Zu dem Sturm von Fragen, der um die Ursprünge von Covid-19 wirbelt, hat diese neueste Episode weitere hinzugefügt. Warum wurden die Ergebnisse der in den ersten Monaten von Covid-19 entnommenen Abstriche der wissenschaftlichen Gemeinschaft mehr als drei Jahre lang vorenthalten? Warum behauptete die erste Version der chinesischen Studie, keine Marderhund-DNA gefunden zu haben? Und warum wurden die genetischen Sequenzen stillschweigend auf Gisaid hochgeladen – lange genug online gelassen, um entdeckt zu werden – und dann aus der Öffentlichkeit entfernt?

Débarre ist entschlossen, sich nicht von den Intrigen um ihren Bericht ablenken zu lassen. „Ich bin Wissenschaftlerin“, sagt sie. „Ich bin kein Politiker, und ich bin kein Aktivist.“

Es ist eine wichtige Unterscheidung, aber bei der Suche nach einer Antwort auf die wohl brisanteste wissenschaftliche Frage der Welt lernt sie, dass es auch naiv sein kann.

Seit ihr Bericht letzte Woche online ging, war Débarre Gegenstand von online kursierenden Missbrauchs- und Verschwörungstheorien, hauptsächlich unter Leuten, die die Theorie unterstützen, dass das Virus aus einem Leck des Wuhan Institute of Virology hervorgegangen ist, das sich etwa 30 Minuten vom Markt entfernt befindet. „Ich erlebe gerade nicht die besten Tage meines Lebens“, sagt sie.
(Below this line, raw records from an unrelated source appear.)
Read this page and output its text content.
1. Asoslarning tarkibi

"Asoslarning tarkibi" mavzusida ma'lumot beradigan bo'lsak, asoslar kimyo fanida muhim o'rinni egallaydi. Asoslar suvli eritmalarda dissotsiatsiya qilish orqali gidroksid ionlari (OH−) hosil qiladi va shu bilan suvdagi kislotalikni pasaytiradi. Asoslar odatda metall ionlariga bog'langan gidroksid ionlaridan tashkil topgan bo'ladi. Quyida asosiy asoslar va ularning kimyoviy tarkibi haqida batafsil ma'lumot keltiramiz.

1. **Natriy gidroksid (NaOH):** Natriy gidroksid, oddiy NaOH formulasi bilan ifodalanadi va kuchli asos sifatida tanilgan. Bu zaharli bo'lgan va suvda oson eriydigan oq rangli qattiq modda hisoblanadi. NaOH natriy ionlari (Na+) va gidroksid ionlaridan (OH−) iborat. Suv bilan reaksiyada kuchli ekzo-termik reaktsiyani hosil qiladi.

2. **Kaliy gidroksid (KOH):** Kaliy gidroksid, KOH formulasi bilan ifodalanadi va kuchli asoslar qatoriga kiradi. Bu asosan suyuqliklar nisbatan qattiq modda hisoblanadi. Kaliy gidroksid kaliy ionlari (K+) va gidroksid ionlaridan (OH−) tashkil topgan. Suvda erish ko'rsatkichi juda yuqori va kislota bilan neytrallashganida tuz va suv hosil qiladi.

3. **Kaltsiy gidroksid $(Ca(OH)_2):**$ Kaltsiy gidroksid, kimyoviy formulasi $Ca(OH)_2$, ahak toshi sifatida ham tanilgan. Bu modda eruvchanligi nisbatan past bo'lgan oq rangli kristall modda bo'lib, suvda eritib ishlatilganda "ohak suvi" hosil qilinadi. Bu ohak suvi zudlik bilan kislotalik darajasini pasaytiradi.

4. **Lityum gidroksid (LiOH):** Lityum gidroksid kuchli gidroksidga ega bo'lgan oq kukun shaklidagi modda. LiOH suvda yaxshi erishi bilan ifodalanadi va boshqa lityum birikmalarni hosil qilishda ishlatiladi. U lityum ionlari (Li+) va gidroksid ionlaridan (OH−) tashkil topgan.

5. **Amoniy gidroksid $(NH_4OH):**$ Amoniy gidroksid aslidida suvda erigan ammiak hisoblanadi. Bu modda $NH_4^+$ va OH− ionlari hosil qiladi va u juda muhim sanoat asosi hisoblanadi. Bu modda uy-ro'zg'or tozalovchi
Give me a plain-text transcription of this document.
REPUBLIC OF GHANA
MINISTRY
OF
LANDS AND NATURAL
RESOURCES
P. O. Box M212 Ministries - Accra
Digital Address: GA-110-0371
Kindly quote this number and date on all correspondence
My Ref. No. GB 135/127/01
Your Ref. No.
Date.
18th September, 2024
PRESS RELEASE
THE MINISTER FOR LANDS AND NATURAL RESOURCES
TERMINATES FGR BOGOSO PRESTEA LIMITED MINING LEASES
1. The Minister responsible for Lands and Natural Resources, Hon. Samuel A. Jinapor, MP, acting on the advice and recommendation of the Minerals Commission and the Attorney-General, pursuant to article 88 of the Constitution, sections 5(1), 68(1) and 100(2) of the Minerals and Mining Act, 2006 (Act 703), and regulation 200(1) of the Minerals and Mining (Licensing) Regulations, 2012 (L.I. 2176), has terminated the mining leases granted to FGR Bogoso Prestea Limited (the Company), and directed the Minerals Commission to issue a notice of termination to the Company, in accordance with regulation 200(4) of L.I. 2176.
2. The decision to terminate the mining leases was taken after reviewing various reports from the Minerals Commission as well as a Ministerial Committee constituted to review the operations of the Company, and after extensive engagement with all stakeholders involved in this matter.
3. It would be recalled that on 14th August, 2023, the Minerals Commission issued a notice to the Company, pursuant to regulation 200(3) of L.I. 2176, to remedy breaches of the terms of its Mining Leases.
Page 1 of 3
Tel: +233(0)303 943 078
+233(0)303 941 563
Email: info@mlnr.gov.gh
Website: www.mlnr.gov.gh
Am besorgniserregendsten war die Drohung eines Fremden, der behauptet zu wissen, wo Débarre lebt. Aber auch die Vorwürfe, sie könnte als Wissenschaftlerin der Wahrheit nicht treu bleiben, treffen sie. „Es ist schrecklich, wenn Leute darüber diskutieren, dass man vielleicht lügt, obwohl man gar nicht lügt“, sagt sie. „Wenn du einen Beruf hast, in dem es wichtig ist, ehrlich zu sein.“

Der Laborleck-Theorie fehlen harte Beweise, sie wurde jedoch in den letzten Wochen durch Berichte wiederbelebt, denen zufolge US-Regierungsbehörden zu dem Schluss gekommen sind, dass dies möglich ist, wenn auch mit geringem bis mäßigem Vertrauen. Die Biden-Administration hat angekündigt, dass sie die Beweise, die den Bewertungen ihrer Agenturen zugrunde liegen, in den nächsten Monaten veröffentlichen wird.

Trotz des Drucks sagt Débarre, sie werde weiter nach den Ursprüngen des Virus forschen. „Ich meine, wer will das nicht wissen?“ Sie fragt.

Ihre Suche könnte nicht nur Licht auf Covid werfen, sondern auch die Antwort auf diese Frage enthüllen.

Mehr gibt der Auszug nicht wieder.